Even at the end, he was the sweetest person I’ve ever known. It’s been wonderful being with him over the last seventeen years, seeing what changed and what stayed the same. When we were living in Somerville, he was always very mere; and throughout their shared life he was always quite happy with Yosha being the dominant dog in that relationship.
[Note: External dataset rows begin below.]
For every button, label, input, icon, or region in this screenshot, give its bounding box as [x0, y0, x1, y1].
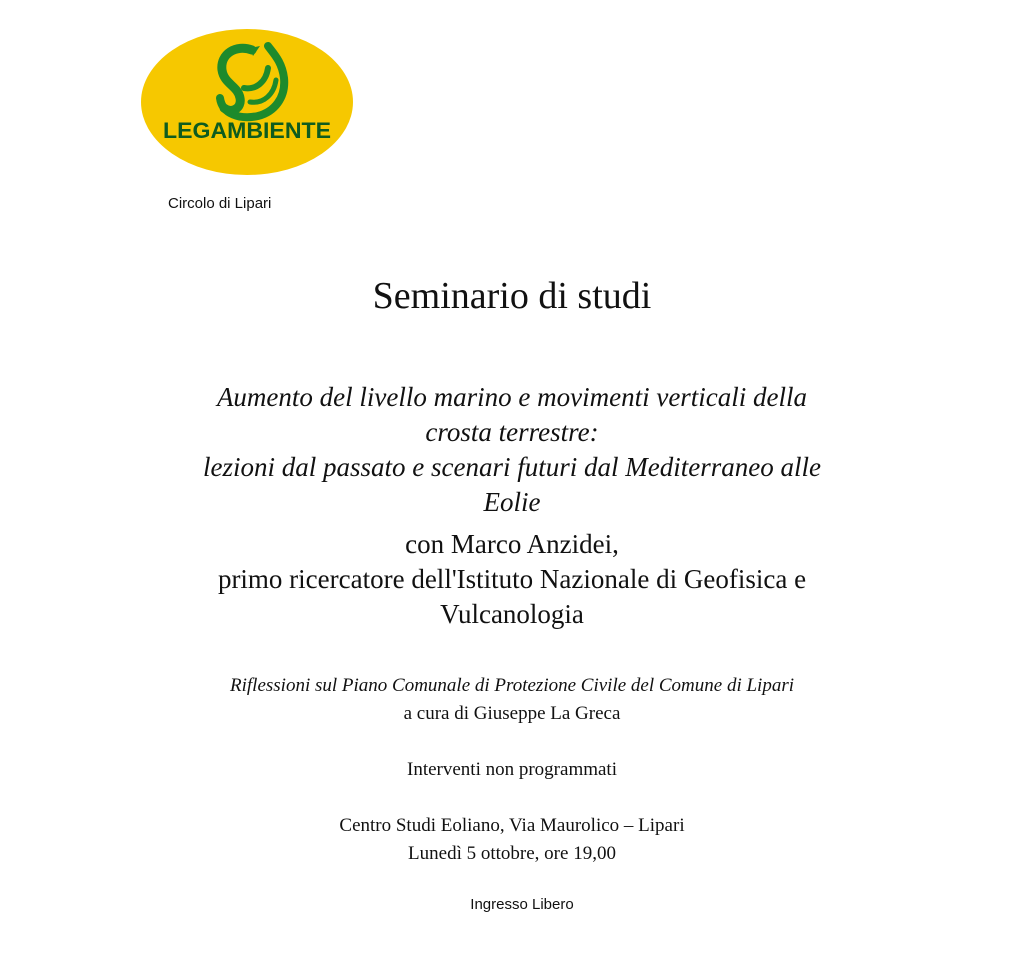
interventi-text: Interventi non programmati [407, 759, 617, 780]
speaker-line: Vulcanologia [440, 599, 584, 629]
subtitle-line: Aumento del livello marino e movimenti verticali della [216, 382, 808, 412]
logo-text: LEGAMBIENTE [163, 118, 331, 143]
subtitle-line: Eolie [483, 487, 541, 517]
legambiente-logo [140, 28, 354, 176]
seminar-subtitle [0, 380, 1024, 520]
speaker-line: con Marco Anzidei, [405, 529, 619, 559]
subtitle-line: crosta terrestre: [425, 417, 599, 447]
riflessioni-title: Riflessioni sul Piano Comunale di Protezione Civile del Comune di Lipari [230, 675, 794, 696]
subtitle-line: lezioni dal passato e scenari futuri dal Mediterraneo alle [203, 452, 821, 482]
circolo-label: Circolo di Lipari [168, 195, 272, 212]
page-title: Seminario di studi [372, 275, 652, 317]
venue-place: Centro Studi Eoliano, Via Maurolico – Lipari [339, 815, 685, 836]
venue-date: Lunedì 5 ottobre, ore 19,00 [408, 843, 616, 864]
ingresso-text: Ingresso Libero [470, 896, 574, 913]
speaker-block [0, 527, 1024, 632]
speaker-line: primo ricercatore dell'Istituto Nazionale di Geofisica e [217, 564, 807, 594]
riflessioni-curator: a cura di Giuseppe La Greca [403, 703, 621, 724]
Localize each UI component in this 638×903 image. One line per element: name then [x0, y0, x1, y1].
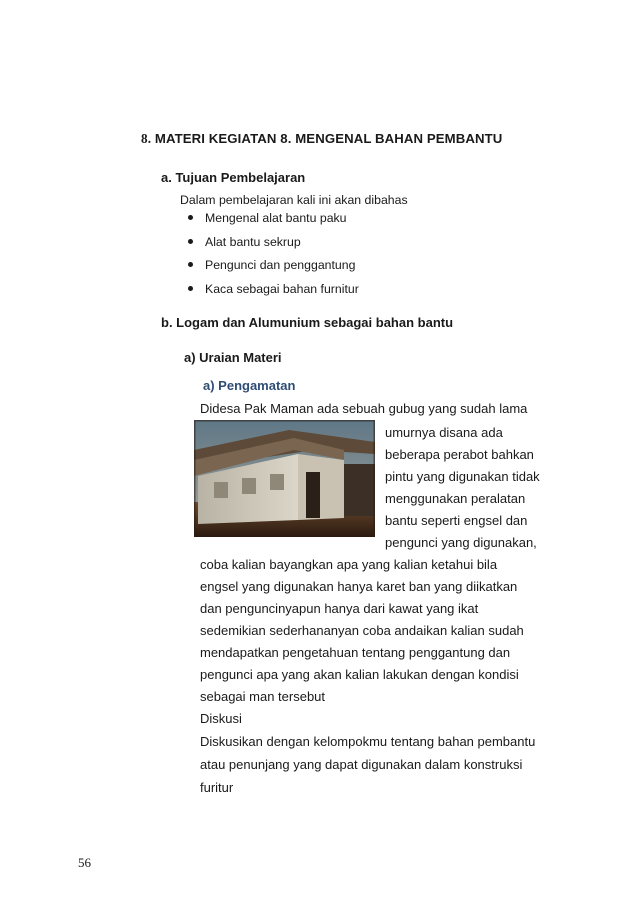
section-title: MATERI KEGIATAN 8. MENGENAL BAHAN PEMBANTU [154, 131, 503, 146]
list-item: Kaca sebagai bahan furnitur [182, 279, 359, 303]
page-number: 56 [78, 855, 91, 870]
list-item: Alat bantu sekrup [182, 232, 359, 256]
paragraph-line: atau penunjang yang dapat digunakan dalam konstruksi [200, 757, 523, 772]
diskusi-label: Diskusi [200, 711, 242, 726]
paragraph-line: sebagai man tersebut [200, 689, 326, 704]
section-number: 8. [141, 131, 152, 146]
paragraph-line: mendapatkan pengetahuan tentang penggantung dan [200, 645, 511, 660]
bullet-icon [188, 286, 193, 291]
section-heading [141, 131, 502, 147]
hut-illustration [194, 420, 375, 537]
paragraph-line: menggunakan peralatan [385, 491, 526, 506]
paragraph-line: Didesa Pak Maman ada sebuah gubug yang sudah lama [200, 401, 528, 416]
intro-text: Dalam pembelajaran kali ini akan dibahas [180, 193, 408, 207]
list-item: Pengunci dan penggantung [182, 255, 359, 279]
bullet-icon [188, 215, 193, 220]
paragraph-line: pintu yang digunakan tidak [385, 469, 540, 484]
objective-list [182, 208, 359, 302]
paragraph-line: furitur [200, 780, 234, 795]
paragraph-line: pengunci apa yang akan kalian lakukan dengan kondisi [200, 667, 519, 682]
bullet-icon [188, 262, 193, 267]
paragraph-line: umurnya disana ada [385, 425, 503, 440]
hut-photo [194, 420, 375, 537]
paragraph-line: coba kalian bayangkan apa yang kalian ketahui bila [200, 557, 498, 572]
subheading-logam: b. Logam dan Alumunium sebagai bahan bantu [161, 315, 454, 330]
paragraph-line: dan penguncinyapun hanya dari kawat yang ikat [200, 601, 479, 616]
paragraph-line: pengunci yang digunakan, [385, 535, 537, 550]
subheading-uraian: a) Uraian Materi [184, 350, 282, 365]
paragraph-line: engsel yang digunakan hanya karet ban yang diikatkan [200, 579, 518, 594]
list-item: Mengenal alat bantu paku [182, 208, 359, 232]
paragraph-line: Diskusikan dengan kelompokmu tentang bahan pembantu [200, 734, 536, 749]
paragraph-line: sedemikian sederhananyan coba andaikan kalian sudah [200, 623, 524, 638]
subheading-pengamatan: a) Pengamatan [203, 378, 296, 393]
paragraph-line: beberapa perabot bahkan [385, 447, 534, 462]
bullet-icon [188, 239, 193, 244]
subheading-tujuan: a. Tujuan Pembelajaran [161, 170, 306, 185]
paragraph-line: bantu seperti engsel dan [385, 513, 528, 528]
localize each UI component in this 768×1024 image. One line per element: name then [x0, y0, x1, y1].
But when we moved out here and Miranda was born, Zippy got another purpose in life, and developed a little more backbone: it was his job to help raise the new puppy.
Yosha’s death was very hard on Zippy for a couple of months: Yosha was the love of his life, and Zippy had never spent more than a few hours in a row apart from Yosha since he was three months old. (And he would go for months, maybe years, without even that happening.) So he spent a lot of time hiding away in the darkest caves that he could find: underneath sofas had always been one of his favorite places to spend time, but he got more creative for a little while. Fortunately, as he got older, he also got tougher: when he was younger, the slightest twinge would set him yowling, asking to be taken to the vet, but when his body really started to go wrong, he held up amazingly well. He was blind and mostly deaf for the last couple of years, and the Cushing’s meant that he wasn’t very steady on his back limbs and that he was achy, but he stayed in remarkably good spirits the whole time.
Liesl found a mat that helped Zippy stand up in the kitchen; that made a big difference. And glucosamine kept the worst of his achiness under control. Over the last four or so months I’ve only slept through the night a couple of times, because he would wake me up with aches and/or a need to pee, but it was manageable. He wasn’t moving a lot, mostly wanting to cuddle with us or hang out in known spots (or to eat human food, which he could do a lot more after Yosha died), but he was happy.
But those problems also made it clear that the end was approaching; and now it has come. He will be missed very much, but it was clearly the right decision. And I’m sure that we’ll get other dogs in the future, but not just yet: I’d like to remind myself what life is like without having to always make sure that we’ll be home at appropriate times to look after dogs, so we can find out what parts of that life we want to make sure to preserve. And when we do get new dogs, we’ll be very lucky if they’re as wonderful as Yosha and Zippy were.
This post has not been revised since publication.